Relief workers have started setting up tents, ahead of the arrival of more evacuees, but officials are concerned that Nassau may not be prepared for the long-term care of the thousands whose communities have been destroyed.

"I think perhaps Dorian was our Katrina, I know the people of New Orleans were totally unprepared for Katrina and we didn't expect it," Chanelle Ferguson, a member of the Bahamian Parliament, told Al Jazeera.


"We were prepared in some ways but not for the magnitude, and so when these people come they're a bit traumatised, but what we try to do is make life as normal as possible," she added.

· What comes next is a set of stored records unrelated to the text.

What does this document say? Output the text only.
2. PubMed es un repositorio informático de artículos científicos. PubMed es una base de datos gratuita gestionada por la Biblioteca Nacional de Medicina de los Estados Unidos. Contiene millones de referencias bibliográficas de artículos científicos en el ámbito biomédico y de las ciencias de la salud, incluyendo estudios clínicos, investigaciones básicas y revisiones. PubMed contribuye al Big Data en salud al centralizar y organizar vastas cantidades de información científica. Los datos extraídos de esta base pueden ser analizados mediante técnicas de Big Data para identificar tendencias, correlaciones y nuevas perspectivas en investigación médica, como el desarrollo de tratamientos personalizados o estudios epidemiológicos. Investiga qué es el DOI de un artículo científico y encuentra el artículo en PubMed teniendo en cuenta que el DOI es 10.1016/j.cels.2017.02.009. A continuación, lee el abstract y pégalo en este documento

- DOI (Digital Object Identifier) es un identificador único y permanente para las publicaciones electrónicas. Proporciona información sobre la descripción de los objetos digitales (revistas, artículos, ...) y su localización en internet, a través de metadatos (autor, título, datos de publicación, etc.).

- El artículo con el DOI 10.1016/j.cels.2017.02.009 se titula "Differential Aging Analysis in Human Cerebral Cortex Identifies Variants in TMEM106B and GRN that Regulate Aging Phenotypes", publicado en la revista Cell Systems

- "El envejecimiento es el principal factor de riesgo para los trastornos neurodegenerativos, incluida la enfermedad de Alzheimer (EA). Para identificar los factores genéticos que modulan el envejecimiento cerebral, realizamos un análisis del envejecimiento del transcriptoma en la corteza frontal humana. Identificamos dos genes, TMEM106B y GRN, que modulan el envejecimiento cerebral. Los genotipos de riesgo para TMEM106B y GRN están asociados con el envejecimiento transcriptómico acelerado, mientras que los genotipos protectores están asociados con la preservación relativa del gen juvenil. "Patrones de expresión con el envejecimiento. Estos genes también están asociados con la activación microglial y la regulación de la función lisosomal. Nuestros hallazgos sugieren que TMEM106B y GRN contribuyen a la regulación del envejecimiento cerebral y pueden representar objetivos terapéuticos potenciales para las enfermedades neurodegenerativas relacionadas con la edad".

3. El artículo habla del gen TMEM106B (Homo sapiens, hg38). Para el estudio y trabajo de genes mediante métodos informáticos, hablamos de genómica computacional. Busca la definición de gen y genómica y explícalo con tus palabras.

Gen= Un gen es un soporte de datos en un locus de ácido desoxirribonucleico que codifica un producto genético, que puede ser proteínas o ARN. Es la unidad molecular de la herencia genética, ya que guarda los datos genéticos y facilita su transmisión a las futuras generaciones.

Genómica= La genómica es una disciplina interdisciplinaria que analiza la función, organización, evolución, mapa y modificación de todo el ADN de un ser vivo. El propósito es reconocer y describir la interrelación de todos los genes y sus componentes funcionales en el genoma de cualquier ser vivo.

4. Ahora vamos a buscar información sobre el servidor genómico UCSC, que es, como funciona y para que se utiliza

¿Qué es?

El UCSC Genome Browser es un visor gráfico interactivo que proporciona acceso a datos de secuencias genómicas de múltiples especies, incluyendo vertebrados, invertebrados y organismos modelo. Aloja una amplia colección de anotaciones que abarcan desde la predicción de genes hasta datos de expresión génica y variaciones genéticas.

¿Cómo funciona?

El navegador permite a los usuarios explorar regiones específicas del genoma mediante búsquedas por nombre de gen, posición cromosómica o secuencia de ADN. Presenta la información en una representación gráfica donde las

Dorian initially struck as a Category 5 hurricane, but it diminished into a strong post-tropical cyclone. On Saturday it hit Nova Scotia in Canada, leaving more than 370,000 people without power.

On Sunday, The US National Hurricane Center said Dorian was centred about 600km north of Cape Race, Newfoundland.

Hurricane Dorian was one of the most powerful Atlantic hurricanes in recorded history. The destruction it left behind, is like nothing residents of the Bahamas have experienced before.